In countries affected by fragility, conflict and violence, girls are 2.5 times more likely to be out of school than boys, and they are 90 percent more likely to be out of secondary school than those in non-conflict-impacted environments. Of deep concern is recent data indicating that approximately 60 million girls are sexually assaulted on their way to or at school every year.
Describing such abhorrent violence against girls as a travesty of all humankind, the ECW director also observed that the denial of education to girls in places like Afghanistan, the Democratic Republic of the Congo, Haiti, Yemen and beyond is in and of itself, is an act of violence.
“It is a moral affront to our collective efforts to build a more equal world and realize the Sustainable Development Goals by 2030. Education is our single best tool in our efforts to protect girls and women from violence. Safe and protective learning environments insulate girls from sexual assaults, childhood marriage, early pregnancy, forced labour and other senseless violations of their human rights.

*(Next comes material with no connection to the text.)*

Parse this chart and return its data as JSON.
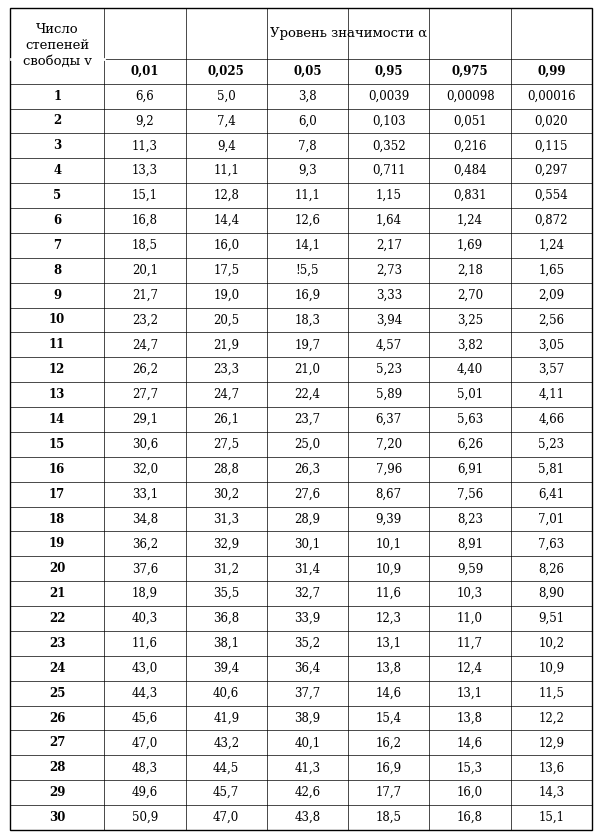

“To achieve this, we must get every girl – everywhere – into safe learning environments. We must provide physical protection, including safe passage to and from school. We must advocate for cultural shifts that embrace girls as equals and support access to education from early childhood straight through to the university.
And we must advocate for legal protection and an end of impunity.
“At ECW, we include protection for girls as a central component in all our investments supporting joint programming in the education sector. World leaders, and public and private sector donors everywhere will have an opportunity to contribute to end violence against girls and adolescent girls, showing their support for girls’ education – and the power it has to end violence against girls – by committing funding support at the Education Cannot Wait High-Level Financing Conference on 16-17 February 2023 in Geneva”, she stressed.